Kru berhasil menemukan minyak untuk menghidupkan generator kecil yang menyediakan cahaya, pasokan listrik, dan akses internet. Namun Mr. Flores mulai khawatir mereka akan diserang lagi, dengan mengetik ke istrinya bahwa kapal mereka telah melayang selama 10 jam menunggu penyelamat.

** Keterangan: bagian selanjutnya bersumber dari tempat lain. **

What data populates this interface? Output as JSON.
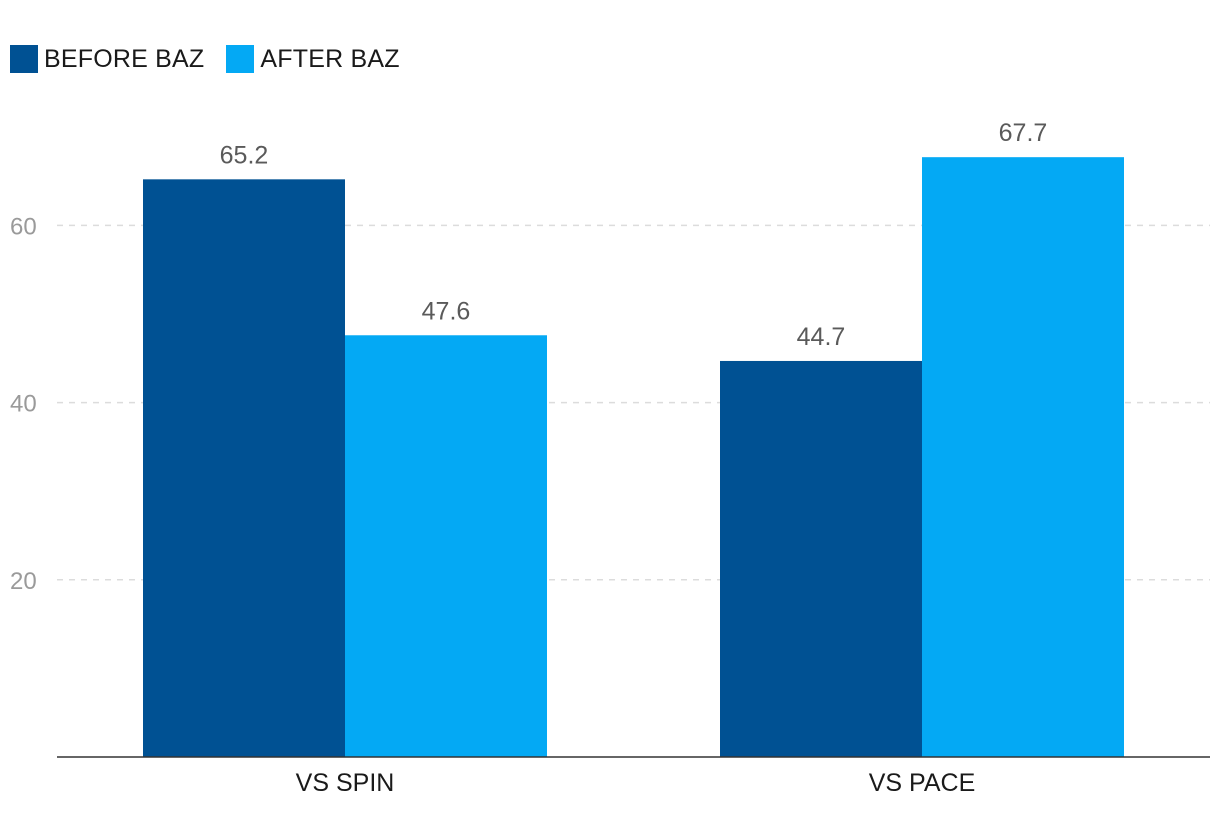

“Harap ingat bahwa aku sangat mencintaimu dan anak-anak. Selalu jaga dirimu di sana. Aku sangat merindukan kalian semua,” tulisnya. Akhirnya, helikopter angkatan laut Amerika Serikat tiba dan mengangkut anggota kru dari kapal, membawa mereka ke kapal penjelajah angkatan laut Amerika Serikat, USS Philippine Sea. Para anggota layanan Amerika Serikat, termasuk banyak orang Amerika keturunan Filipina, menyambut mereka dengan hangat, kata Mr. Domrique, menyanyikan lagu karaoke dan membawa makanan kepada mereka. Mereka dibawa ke Bahrain sebelum terbang ke Manila.

Ketika tiba di bandara, anggota kru terlihat tersenyum, meskipun tidak ada yang berbicara dengan para wartawan. Setelah konferensi pers, Mr. Domrique memeluk istrinya, rasa lega terpancar dari wajah mereka.

“Kami semua trauma,” katanya pada konferensi pers, sambil menahan tangis.”